Thailand

Thailand

Monday, October 7, 2013

SCARS...


They can be physical...

emotional...
They can be hidden or visible, but no matter where they are located...there has been pain. 


or sometimes a physical scar or deformity can cause emotional scars.
(I will refer to the girl in the center as K) 
K made it through the big screening day in August. I never saw her that day, but I got to know her this weekend as I was taking care of her in the hospital. She was one that we got to say 'yes, we can help you' to. 

I took care of her for 3 days (Wednesday, Thursday, and Friday). That first day I had a hard time engaging her in anything, she was very withdrawn and reserved.  I wanted to spend more time with her, but there was another patient (a 3 year old little boy) who had me carrying him around most of the day. 

Thursday I was able to spend a little more time with her, but still was having trouble. I watched her on Deck 7 while we were outside, and saw her watching some other girls her age...but she wouldn't go over and talk with them. In fact she didn't talk to anybody, only her mother who was with her.  

Finally, Friday morning I was able to sit down and teach her how to play memory. We played for awhile, until I had to give some more meds. Then some other people took the Memory game and started playing, so when I had more time we played Jenga. 

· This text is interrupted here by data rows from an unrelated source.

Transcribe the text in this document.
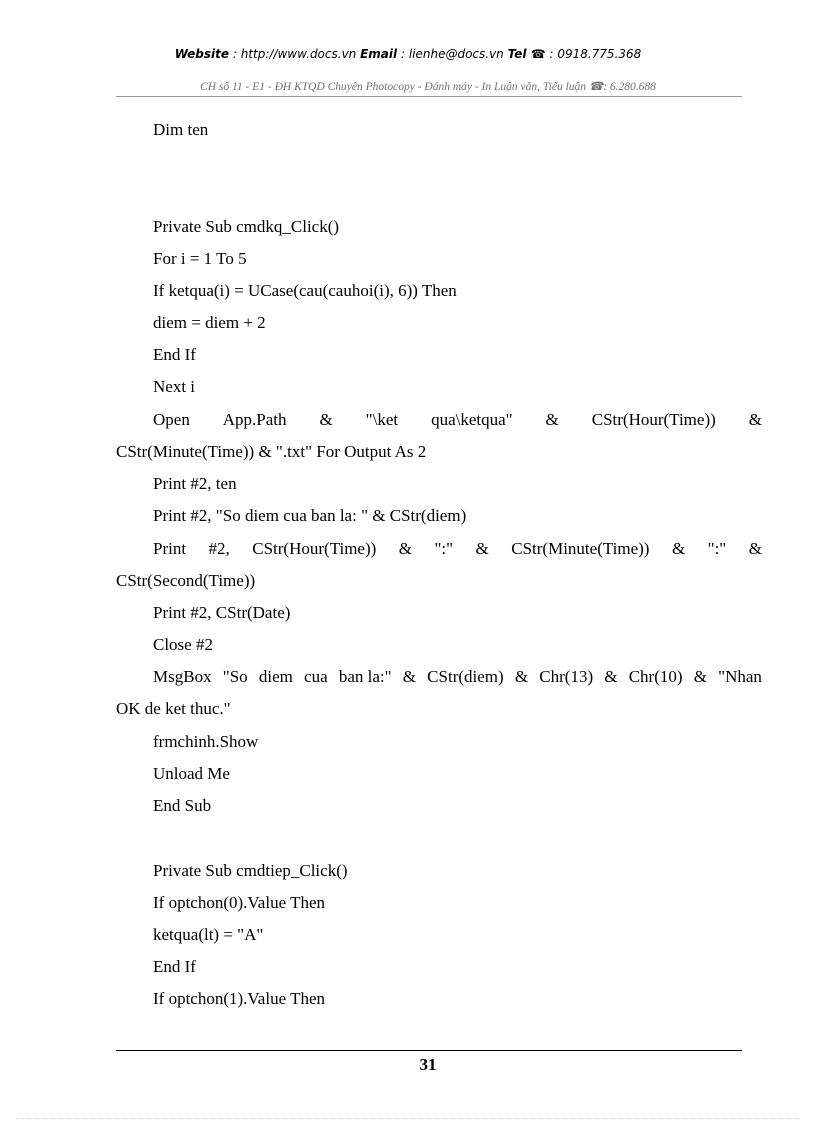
Website : http://www.docs.vn Email : lienhe@docs.vn Tel ☎ : 0918.775.368
CH số 11 - E1 - ĐH KTQD Chuyên Photocopy - Đánh máy - In Luận văn, Tiểu luận ☎: 6.280.688
Dim ten
Private Sub cmdkq_Click()
For i = 1 To 5
If ketqua(i) = UCase(cau(cauhoi(i), 6)) Then
diem = diem + 2
End If
Next i
Open App.Path & "\ket qua\ketqua" & CStr(Hour(Time)) &
CStr(Minute(Time)) & ".txt" For Output As 2
Print #2, ten
Print #2, "So diem cua ban la: " & CStr(diem)
Print #2, CStr(Hour(Time)) & ":" & CStr(Minute(Time)) & ":" &
CStr(Second(Time))
Print #2, CStr(Date)
Close #2
MsgBox "So diem cua ban la:" & CStr(diem) & Chr(13) & Chr(10) & "Nhan
OK de ket thuc."
frmchinh.Show
Unload Me
End Sub
Private Sub cmdtiep_Click()
If optchon(0).Value Then
ketqua(lt) = "A"
End If
If optchon(1).Value Then
31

Now, it may not sound like much, but it was the first time I saw her interacting with anyone, and out of bed except for the times she had to be up. That day we took Jenga outside to Deck 7 and continued to play for the hour we were outside. I could still see her watching the other girls, and at one point I asked her if she wanted to go join them and she said 'no.' 

I didn't ask if she was still in school, but I can guess that she would have been teased for being different...creating those emotional scars. What she didn't know that I knew...those girls who look beautiful, seem to have nothing physically wrong are actually burn patients. They have physical scars which hide silently under their clothing. 

That's when I started thinking about scars and the different types...I have my own scars, but they are hidden deep in my heart, where nobody can see them. Everyone has them, and nobody what's to let other see them.

As I was thinking about it, I thought about Jesus...he had scars on his hands and feet from the cross. He shared those with his disciples, He didn't hide them. He truly understands our scars, the pain of rejection, the pain of cruel teasing and ridicule, and the physical pain of beatings and death. 

I haven't gotten this all figured out, but I know that I must trust Him with the pain of the past, present, and future. Through Him I will have the courage to love and forgive those that hurt me...following the example of Jesus. 

I love the saying here on the ship, "For hope to be believable in the future it must be tangible in the present." 


Hope
Healing
Love
Joy
Peace

What do these words really mean? Not the definition, but what does the essence of these words mean?